Oireachtas Joint and Select Committees

Wednesday, 25 October 2023

Joint Oireachtas Committee on Social Protection

Green Paper on Disability Reform: Department of Social Protection

Mr. R?n?n Hession:

However, that is an important part. In other words, the disability report is also trying to give a sense that the cost of disability is a real thing and it is significant. It is not a marginal cost. However, there are wider inclusions perhaps being involved that probably overstate how far the analysis goes in terms of unmet costs.

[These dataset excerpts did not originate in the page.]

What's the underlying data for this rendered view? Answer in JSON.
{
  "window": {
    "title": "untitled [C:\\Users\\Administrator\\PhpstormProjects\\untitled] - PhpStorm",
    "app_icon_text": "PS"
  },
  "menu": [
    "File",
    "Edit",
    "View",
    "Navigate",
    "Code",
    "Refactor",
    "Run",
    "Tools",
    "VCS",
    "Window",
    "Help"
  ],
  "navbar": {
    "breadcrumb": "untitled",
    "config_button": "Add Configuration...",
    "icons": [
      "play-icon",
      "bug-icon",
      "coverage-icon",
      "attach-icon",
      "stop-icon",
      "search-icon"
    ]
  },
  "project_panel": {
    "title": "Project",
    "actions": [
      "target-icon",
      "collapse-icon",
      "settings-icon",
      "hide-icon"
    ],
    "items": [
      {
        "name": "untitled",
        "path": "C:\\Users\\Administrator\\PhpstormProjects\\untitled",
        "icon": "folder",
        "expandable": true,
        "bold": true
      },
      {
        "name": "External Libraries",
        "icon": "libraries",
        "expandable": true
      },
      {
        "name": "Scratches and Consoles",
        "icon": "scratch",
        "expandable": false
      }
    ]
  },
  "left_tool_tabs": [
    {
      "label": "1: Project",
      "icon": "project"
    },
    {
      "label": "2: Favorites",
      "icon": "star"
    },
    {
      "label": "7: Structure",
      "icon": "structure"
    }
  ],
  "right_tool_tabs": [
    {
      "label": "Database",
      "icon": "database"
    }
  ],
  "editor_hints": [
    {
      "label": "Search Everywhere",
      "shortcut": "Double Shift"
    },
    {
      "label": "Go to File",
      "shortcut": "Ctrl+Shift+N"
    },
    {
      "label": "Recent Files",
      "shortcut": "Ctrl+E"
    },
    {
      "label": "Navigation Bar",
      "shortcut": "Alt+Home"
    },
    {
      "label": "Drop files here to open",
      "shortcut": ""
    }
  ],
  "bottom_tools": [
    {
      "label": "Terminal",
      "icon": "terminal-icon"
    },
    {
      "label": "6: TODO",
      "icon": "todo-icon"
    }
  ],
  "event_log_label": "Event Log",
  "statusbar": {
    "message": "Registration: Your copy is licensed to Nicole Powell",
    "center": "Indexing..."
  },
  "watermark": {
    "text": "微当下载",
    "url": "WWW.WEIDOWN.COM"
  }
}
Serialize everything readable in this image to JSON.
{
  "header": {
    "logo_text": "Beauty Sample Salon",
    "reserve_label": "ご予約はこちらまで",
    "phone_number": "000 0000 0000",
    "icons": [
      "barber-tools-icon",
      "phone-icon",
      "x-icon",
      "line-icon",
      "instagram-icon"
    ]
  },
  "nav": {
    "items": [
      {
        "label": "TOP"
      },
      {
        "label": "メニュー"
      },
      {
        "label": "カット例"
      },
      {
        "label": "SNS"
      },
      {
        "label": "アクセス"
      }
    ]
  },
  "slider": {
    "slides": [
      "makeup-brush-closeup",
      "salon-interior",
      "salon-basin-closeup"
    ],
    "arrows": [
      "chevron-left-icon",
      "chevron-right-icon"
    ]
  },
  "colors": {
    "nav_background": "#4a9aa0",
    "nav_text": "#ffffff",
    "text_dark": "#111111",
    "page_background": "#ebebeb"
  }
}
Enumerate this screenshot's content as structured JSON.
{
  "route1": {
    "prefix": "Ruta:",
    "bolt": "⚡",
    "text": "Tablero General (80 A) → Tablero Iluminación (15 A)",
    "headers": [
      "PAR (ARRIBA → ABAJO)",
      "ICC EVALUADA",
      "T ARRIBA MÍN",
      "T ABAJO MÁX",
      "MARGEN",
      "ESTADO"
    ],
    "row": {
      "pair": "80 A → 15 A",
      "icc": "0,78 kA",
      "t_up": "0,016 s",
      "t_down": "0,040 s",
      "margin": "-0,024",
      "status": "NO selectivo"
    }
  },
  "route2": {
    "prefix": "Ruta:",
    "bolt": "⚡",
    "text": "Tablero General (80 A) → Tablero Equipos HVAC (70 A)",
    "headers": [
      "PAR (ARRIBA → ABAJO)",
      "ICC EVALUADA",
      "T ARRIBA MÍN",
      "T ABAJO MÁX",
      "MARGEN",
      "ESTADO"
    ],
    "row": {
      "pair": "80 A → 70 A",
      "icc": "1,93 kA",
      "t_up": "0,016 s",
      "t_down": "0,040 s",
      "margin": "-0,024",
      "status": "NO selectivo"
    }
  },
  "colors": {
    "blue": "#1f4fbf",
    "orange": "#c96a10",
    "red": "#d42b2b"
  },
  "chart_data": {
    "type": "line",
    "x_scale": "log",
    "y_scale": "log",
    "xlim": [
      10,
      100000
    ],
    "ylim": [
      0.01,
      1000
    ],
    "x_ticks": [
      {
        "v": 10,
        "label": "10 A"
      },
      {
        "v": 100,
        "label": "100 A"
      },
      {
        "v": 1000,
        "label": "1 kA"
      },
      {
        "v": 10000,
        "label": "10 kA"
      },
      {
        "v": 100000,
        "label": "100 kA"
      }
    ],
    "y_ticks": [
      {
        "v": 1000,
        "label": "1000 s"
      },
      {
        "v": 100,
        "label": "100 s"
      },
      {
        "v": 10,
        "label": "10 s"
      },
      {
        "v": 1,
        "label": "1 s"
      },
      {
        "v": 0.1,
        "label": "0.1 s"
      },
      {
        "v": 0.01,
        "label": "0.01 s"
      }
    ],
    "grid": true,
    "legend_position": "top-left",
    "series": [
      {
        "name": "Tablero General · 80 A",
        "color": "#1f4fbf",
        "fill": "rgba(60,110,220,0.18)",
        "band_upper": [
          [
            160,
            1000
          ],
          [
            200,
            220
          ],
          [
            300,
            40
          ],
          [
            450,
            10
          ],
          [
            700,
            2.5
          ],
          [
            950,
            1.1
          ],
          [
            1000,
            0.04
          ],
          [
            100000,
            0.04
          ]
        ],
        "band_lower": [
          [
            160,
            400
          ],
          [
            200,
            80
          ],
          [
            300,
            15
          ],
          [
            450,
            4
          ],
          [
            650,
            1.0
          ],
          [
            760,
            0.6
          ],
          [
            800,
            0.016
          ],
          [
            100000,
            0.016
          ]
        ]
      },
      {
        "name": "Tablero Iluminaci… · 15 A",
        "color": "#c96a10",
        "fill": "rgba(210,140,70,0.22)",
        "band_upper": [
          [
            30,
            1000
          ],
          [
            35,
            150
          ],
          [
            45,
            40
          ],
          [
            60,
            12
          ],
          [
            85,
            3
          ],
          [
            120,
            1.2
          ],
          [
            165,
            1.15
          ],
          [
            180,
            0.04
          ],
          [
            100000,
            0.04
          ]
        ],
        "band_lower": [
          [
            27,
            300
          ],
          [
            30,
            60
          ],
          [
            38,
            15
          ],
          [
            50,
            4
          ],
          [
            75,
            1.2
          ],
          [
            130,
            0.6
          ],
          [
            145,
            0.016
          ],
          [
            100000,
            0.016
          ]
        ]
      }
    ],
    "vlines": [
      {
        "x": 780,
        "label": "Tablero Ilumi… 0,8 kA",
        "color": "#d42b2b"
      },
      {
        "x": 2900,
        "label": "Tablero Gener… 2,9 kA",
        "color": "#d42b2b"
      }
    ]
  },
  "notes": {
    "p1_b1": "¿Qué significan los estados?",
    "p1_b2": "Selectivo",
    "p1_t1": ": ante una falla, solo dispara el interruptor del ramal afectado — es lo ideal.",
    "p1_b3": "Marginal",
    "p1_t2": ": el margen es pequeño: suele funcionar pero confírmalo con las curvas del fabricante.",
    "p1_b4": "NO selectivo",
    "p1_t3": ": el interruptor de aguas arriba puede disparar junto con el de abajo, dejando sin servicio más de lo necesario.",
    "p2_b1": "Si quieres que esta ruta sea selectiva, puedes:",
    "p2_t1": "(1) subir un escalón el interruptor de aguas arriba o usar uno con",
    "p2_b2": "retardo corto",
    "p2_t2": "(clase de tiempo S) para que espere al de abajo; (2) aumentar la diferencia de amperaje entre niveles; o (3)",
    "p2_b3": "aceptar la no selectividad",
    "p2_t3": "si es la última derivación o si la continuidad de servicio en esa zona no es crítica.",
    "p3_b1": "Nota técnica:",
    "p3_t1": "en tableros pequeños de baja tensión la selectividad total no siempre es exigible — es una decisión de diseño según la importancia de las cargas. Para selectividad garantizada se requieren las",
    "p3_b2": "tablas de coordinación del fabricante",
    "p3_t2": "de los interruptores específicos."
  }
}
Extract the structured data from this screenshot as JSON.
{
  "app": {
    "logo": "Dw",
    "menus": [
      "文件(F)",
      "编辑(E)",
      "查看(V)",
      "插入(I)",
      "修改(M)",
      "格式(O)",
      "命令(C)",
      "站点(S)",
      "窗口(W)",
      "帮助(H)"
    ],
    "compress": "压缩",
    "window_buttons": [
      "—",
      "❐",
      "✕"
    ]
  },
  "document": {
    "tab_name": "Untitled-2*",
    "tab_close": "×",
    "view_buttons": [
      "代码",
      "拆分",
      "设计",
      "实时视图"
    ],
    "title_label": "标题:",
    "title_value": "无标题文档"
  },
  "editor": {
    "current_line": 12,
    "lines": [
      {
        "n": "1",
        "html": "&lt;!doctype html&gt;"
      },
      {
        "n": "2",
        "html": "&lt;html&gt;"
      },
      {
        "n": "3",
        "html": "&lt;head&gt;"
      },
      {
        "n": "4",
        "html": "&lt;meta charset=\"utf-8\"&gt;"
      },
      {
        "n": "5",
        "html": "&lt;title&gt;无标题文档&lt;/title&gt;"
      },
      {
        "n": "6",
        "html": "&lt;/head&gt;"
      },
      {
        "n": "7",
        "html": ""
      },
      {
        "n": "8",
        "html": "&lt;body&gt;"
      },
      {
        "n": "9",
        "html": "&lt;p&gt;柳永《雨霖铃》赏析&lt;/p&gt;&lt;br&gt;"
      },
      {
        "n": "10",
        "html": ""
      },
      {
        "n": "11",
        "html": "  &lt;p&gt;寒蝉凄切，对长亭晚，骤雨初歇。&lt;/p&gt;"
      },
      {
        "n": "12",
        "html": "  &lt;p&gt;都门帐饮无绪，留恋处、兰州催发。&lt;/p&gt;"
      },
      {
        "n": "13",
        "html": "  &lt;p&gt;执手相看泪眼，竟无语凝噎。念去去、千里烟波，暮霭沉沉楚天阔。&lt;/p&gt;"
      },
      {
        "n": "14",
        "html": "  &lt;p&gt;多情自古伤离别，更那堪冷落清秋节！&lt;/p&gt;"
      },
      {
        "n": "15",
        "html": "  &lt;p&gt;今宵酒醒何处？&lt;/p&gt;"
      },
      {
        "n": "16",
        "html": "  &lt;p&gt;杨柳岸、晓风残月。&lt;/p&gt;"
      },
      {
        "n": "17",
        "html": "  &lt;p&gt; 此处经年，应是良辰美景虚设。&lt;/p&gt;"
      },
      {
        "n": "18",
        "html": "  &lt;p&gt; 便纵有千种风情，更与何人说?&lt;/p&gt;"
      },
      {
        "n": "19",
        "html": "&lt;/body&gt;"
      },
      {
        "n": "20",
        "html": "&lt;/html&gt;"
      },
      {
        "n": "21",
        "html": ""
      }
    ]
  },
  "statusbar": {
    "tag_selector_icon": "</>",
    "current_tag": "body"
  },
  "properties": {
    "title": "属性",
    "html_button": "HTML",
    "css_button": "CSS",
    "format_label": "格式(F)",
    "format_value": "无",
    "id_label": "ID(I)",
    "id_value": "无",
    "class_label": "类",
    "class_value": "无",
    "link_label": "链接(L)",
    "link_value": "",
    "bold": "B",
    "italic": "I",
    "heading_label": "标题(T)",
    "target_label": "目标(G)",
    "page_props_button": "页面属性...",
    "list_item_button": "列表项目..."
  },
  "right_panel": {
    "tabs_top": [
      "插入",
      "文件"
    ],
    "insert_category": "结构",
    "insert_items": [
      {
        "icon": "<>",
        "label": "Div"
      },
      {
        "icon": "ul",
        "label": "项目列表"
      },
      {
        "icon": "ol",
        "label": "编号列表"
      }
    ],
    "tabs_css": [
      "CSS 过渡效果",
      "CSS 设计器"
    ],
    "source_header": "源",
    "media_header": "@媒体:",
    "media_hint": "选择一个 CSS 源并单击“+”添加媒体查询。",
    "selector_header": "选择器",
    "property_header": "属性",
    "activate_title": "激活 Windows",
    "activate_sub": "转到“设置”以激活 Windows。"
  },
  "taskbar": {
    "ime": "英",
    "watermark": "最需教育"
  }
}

On the Deputy's point about 16- to 18-year-olds, this is a really important issue. I know the Deputy has been around this space for a long time and he will know it has been raised before. We did a very detailed consultation under the Make Work Pay for People with Disabilities report where we went to workshops and engaged with disabled people and their families to try to get a view on it. What we found is that approximately half of the people we engaged with who were surveyed thought the age should move from the age of 16 to 18, approximately one quarter said that it should not and one quarter were not sure. There will, therefore, be differences of view. I will say for the purpose of the consultation, and so people can form a view on it before giving us their submissions, that the intention behind it is not cost saving. It is not about saying that because, obviously, disability allowance is a higher payment than domiciliary care allowance, DCA. The issue is that all our other working-age payments are for those aged 18. It is a historical issue really that the payment age of 16 is what we inherited into the Department. It was at 16 years of age and it stayed there. However, it means that a person can be on the payment for two or three years before we can even engage with them if they are still in education. Concerns have been raised with us about 16 being the age at which a person can get €220. Some families will experience problems with that. However, there is a cost differential. The Green Paper states that we acknowledge the cost issue of money going into the household and that there is kind of a transition where people who are aged 15 or 16 will still get the payment or something like that. Again, we can draw that line wherever we like, but it is just a suggestion. The idea would be that for the next few years, we would keep the current system so that people can see the change coming for a few years. It is not going to kick in immediately. Perhaps those who are aged 14 at the moment would face a starting age of 18 for disability allowance or something like that. That is where the line is. We have an open view on that. Primarily, the principle is that we think it would be a better outcome for the people concerned and it would be more coherent as an overall approach to have it starting at the age of 18.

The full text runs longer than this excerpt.